Linking sex to real estate is like using pretty girls to sell cars it may be hitting below the belt, but it works.
It’s easy to imagine Garber and her agent brainstorming this book proposal with increasing enthusiasm as the analogies strike: How about realtor as matchmaker? Waiting for the telephone to ring? Open houses as blind dates? Garber, who teaches at Harvard and has six other books to her credit, makes an excellent case for the intimate relationship of sex and real estate. If you buy the concept, you’re in for a fine romp through Freudian fields and psychological symmetries that are persuasive, fun and sometimes a bit of a stretch.
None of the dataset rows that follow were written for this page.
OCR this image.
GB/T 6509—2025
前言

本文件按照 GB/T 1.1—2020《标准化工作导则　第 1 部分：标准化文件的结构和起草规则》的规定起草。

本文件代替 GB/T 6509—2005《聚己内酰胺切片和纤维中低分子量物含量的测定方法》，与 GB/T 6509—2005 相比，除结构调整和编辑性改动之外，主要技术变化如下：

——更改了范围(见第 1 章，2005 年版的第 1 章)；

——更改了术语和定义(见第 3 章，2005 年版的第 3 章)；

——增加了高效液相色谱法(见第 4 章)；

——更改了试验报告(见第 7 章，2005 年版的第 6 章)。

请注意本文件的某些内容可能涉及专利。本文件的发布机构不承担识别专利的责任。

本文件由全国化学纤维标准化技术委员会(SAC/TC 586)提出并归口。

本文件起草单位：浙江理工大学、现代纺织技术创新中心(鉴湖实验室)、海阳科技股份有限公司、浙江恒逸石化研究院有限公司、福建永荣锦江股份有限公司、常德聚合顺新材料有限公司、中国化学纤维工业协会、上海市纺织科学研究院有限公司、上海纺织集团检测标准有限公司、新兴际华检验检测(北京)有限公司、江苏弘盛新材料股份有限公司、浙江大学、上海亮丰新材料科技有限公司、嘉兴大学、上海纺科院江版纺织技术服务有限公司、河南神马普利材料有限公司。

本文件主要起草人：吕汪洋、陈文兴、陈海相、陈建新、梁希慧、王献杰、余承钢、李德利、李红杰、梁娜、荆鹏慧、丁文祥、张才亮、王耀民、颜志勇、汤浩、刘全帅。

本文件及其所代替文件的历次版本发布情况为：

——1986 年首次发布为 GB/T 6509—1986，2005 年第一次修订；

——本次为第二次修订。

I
Real estate today has become a form of yuppie pornography proclaims the introduction, citing sex and real estate as two of the most erotic terms in the language. In view of current luxuriously sensual lifestyles, it’s easy to understand the connections this book makes between grounded possessions and erotic compulsion in chapters on The Dream House, The House as Beloved, The House as Body, The Trophy House, and The Summer House. Other aspects of the comparison are covered in The House as Mother, and The House as History.
Tapping a considerable reservoir of cultural references, Garber views real estate in a two-fold role as both site for sex and itself the object of desire. Adeptly written and playful, her book gets a lot of mileage out of a clever idea. In addition, it offers wry insights on several subjects: for instance, authenticity itself is a desirable commodity which can be advertised, imitated, manufactured, and sold. As the Freudian wave in 20th century psychology attested, it’s easy to succumb to the temptation of connecting everything to sex. Really, to paraphrase the great man himself, sometimes a bathtub is just a bathtub.
Still, as I well remember with the first house I bought, seduction by architecture can be a very real emotion, not just, as Garber points out, a substitute or metaphor, but the precursor to a primary relationship. She would not be surprised to hear that the architecture, actually, wasn’t that great, but that I will never forget my very first (real estate) love.
Maude McDaniel writes from Cumberland, Maryland.